St. Patrick’s Day holds an odd place in American culture. Many Americans consider the day little more than an excuse to wear a green shirt and grab a few drinks at your favorite local pub. But you might be surprised at just how many people gather for a traditional Irish meal every March 17th. If that meal is part of your tradition, or if you would like to start the tradition in your family, your Memphis Wood Fire Grill can help.
A Little History, for the Curious
On March 17, 461 AD, the man considered the founder of Christianity in Ireland passed away. St. Patrick’s Day is the official feast day observed by the Catholic Church, Lutheran Church, Eastern Orthodox Church, andthe Anglican Communion to commemorate his life and works. Over time, it has come to serve as a celebration of the Irish culture and heritage in general.
St. Patrick’s Day earned its reputation for alcohol consumption because it occurs during Lent—when many Christians are asked to abstain from drinking. As a Christian feast day, those restrictions have traditionally been suspended for the festivities. The result is a centuries-old tradition of indulging, or overindulging, on St. Patrick’s Day.
Back to the Food—A Traditional Irish Meal, Memphis Grills Style
Ireland has a rich culinary tradition with a wide range of dishes to satisfy any appetite. A feast designed to celebrate Irish culture can include dozens of foods, each with a particular attachment to the Emerald Isle.
That said, there is no reason to pretend that a traditional Irish meal served in the U.S. isn’t likely to center on corned beef and cabbage. It’s an Irish staple and has been for generations. Here is the recipe we recommend to make your St. Patrick’s Day a delicious experience:
Glazed Corned Beef Braised In Guinness With Cabbage
While it isn’t the most complex dish we’ve ever recommended, this corned beef recipe does require a bit of preparation and effort to do it right. But if you follow this recipe, we can guarantee you will experience corned beef and cabbage in a way that will make you crave it far more than once a year.
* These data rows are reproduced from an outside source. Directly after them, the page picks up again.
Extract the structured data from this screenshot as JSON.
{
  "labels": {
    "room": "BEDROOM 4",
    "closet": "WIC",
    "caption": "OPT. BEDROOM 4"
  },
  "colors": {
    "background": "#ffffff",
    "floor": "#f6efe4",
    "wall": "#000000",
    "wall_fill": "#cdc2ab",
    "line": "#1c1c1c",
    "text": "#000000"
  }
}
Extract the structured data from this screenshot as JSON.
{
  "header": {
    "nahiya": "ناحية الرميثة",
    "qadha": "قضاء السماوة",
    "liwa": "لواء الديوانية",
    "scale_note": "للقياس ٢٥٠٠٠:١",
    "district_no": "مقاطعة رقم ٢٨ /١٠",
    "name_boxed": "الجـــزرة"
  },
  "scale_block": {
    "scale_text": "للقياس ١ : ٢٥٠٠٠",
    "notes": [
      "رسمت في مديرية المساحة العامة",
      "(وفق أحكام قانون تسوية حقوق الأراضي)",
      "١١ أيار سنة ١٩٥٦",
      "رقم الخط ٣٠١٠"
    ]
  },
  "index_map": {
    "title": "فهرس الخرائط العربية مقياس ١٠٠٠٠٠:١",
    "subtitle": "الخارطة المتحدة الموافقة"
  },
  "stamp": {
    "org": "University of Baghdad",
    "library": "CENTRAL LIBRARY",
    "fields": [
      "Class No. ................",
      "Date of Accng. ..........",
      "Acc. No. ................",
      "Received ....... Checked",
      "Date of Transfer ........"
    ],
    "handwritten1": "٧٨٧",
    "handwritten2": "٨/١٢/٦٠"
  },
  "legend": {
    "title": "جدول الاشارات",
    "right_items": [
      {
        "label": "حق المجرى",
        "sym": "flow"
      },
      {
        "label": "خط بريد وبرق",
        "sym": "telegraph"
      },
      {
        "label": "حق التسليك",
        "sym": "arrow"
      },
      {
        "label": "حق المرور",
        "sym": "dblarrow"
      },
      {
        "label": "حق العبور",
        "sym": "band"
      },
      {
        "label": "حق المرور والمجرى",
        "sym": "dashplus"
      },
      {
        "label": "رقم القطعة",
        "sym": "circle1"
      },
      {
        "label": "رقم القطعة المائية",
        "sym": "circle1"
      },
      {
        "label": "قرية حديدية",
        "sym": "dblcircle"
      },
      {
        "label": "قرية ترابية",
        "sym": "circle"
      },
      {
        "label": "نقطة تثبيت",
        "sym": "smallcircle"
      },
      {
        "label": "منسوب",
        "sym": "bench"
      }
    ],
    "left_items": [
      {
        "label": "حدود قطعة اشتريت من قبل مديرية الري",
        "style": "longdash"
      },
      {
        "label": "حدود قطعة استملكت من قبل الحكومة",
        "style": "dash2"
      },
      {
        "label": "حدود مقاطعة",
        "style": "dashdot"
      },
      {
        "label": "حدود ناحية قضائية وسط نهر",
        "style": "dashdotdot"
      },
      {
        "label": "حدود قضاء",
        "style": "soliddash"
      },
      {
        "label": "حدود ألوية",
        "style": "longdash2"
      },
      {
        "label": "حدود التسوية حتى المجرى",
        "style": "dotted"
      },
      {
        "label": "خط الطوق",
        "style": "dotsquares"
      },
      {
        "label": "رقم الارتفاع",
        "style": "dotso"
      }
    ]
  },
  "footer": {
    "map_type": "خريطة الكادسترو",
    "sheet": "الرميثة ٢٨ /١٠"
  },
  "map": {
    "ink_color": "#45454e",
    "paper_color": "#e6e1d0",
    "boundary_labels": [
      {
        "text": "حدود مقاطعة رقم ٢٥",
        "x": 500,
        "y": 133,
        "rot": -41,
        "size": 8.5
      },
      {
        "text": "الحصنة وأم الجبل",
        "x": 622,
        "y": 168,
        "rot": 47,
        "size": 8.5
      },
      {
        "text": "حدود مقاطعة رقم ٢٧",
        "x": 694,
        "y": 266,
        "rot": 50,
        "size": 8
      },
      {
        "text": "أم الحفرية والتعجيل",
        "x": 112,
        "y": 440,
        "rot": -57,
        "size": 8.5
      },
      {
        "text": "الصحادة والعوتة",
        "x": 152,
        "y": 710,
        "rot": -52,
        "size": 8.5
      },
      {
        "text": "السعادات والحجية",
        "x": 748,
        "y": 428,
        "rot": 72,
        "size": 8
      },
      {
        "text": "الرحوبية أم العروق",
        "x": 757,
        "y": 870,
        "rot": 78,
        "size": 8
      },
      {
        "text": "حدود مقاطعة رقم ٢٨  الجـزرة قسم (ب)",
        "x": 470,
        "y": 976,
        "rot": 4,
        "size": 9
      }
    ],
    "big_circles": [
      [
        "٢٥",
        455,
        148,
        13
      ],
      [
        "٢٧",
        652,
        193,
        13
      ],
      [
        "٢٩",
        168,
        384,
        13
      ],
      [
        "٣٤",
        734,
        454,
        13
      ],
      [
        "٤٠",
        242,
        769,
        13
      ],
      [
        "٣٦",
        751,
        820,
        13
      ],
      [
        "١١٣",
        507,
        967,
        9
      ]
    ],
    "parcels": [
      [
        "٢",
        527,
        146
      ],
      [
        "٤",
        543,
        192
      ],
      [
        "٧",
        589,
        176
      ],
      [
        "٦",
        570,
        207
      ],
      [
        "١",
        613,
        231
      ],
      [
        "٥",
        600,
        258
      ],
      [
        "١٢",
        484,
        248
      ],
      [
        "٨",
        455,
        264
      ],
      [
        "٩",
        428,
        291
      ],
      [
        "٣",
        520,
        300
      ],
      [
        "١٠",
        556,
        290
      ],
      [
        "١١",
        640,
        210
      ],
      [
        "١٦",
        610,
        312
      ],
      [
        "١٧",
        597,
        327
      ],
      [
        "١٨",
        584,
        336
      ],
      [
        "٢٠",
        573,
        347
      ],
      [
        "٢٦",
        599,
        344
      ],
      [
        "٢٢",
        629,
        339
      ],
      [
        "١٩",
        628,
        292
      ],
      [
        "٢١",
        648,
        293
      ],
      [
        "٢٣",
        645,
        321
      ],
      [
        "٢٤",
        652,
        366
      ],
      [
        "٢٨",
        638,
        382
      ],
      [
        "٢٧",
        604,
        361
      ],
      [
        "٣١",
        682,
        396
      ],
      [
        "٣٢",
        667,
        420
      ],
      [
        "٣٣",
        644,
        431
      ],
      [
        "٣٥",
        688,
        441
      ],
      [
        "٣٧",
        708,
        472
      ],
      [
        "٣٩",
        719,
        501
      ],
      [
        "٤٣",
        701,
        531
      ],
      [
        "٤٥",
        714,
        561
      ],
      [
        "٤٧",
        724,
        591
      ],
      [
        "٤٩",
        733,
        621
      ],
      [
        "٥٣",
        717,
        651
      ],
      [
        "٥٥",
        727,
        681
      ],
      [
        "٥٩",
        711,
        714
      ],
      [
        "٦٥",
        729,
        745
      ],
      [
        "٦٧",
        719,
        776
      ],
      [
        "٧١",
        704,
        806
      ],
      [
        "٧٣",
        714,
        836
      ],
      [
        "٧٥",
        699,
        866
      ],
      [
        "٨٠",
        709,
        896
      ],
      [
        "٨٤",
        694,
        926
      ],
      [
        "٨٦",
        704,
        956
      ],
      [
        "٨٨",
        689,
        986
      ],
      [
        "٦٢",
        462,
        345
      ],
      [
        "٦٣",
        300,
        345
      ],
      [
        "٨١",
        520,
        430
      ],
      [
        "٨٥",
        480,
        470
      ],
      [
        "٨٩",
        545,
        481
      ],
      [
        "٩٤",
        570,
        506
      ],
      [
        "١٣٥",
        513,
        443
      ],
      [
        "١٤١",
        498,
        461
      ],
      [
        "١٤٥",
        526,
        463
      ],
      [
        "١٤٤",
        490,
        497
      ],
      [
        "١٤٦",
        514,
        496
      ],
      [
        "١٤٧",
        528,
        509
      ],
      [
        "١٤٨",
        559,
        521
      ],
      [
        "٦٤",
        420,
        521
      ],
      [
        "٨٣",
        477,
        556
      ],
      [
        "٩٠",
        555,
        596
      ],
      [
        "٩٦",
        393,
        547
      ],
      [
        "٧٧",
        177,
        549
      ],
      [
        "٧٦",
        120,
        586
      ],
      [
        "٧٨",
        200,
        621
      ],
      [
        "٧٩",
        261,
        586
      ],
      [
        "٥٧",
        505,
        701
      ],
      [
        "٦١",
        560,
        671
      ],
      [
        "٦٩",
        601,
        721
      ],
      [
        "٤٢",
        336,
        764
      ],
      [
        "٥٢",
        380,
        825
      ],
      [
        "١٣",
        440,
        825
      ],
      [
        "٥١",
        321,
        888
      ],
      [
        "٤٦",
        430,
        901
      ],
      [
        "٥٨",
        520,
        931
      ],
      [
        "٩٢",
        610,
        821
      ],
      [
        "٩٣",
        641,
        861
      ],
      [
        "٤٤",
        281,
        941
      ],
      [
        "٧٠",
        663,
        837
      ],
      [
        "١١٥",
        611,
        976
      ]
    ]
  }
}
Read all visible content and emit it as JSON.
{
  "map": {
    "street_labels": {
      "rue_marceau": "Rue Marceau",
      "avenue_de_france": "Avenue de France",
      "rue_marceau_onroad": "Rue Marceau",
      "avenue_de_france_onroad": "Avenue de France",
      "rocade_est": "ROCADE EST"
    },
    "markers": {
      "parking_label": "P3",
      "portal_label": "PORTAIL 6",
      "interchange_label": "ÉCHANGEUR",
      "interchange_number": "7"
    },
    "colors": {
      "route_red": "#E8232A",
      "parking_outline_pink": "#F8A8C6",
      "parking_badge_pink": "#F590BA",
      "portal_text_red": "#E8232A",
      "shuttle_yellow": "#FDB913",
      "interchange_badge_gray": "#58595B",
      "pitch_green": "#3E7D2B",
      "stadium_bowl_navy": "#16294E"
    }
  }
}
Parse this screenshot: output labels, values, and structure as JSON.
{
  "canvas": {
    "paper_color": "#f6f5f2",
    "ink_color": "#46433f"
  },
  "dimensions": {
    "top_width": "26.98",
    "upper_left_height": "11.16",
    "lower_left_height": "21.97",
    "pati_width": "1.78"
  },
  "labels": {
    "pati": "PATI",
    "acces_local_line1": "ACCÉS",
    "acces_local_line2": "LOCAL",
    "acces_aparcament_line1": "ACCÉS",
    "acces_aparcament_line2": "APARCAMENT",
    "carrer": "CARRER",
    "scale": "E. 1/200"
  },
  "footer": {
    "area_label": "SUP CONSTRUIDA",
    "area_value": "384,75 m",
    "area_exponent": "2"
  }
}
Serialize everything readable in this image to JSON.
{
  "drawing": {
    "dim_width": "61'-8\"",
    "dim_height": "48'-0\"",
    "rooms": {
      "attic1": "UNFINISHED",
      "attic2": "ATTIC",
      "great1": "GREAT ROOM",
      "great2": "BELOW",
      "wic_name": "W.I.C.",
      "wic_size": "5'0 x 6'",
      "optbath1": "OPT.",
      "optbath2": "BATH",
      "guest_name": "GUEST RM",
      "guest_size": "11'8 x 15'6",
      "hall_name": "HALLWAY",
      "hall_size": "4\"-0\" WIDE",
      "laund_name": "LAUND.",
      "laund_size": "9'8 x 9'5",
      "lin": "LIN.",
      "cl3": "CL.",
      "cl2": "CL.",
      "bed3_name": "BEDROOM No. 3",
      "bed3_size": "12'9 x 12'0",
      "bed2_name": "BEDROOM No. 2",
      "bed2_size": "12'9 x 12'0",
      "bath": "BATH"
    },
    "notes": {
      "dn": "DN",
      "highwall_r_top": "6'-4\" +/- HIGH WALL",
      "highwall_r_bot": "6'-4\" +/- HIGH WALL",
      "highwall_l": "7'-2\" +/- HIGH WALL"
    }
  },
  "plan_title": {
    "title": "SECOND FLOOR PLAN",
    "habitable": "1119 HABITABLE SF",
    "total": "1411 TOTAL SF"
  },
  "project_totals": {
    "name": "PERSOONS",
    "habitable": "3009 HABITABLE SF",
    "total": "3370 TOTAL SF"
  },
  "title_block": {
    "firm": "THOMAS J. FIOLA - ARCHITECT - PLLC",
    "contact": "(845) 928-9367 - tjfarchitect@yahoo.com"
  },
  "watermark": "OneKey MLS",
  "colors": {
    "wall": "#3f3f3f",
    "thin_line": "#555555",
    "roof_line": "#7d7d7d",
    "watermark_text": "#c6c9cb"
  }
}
The corned beef brisket absorbs the flavors of Guinness, garlic and wood smoke in a way that few—if any other—meats can match. The flavor is complex and mouthwateringly delicious. The cabbage is tender and sweet, while also carrying some of the Guinness flavorto the palate.
Memphis Oven-Fried Potatoes
In true Irish fashion, you should call these chips, rather than fried potatoes. Whatever you call them, they will be familiar to lovers of Irish and American cuisine alike. With the crisp outside and tender, smooth potato goodness on the inside, these wedges are far better than ordinary fries. They also make a fine side dish for your glazed corned beef brisket.
Roasted Root Veggies
The potato is certainly king when it comes to traditional Irish fare, but parsnips and carrots are both important parts of local cuisine. This recipe includes those two staples along with a relatively un-Irish ingredient, the sweet potato. Sweet potatoes can grow in Ireland, but their roots are more accurately traced to South America. Feel free to swap Irish potatoes for the sweet potato for cultural accuracy. Also remember to buy Irish butter, which can thankfully be found in many grocery stores these days.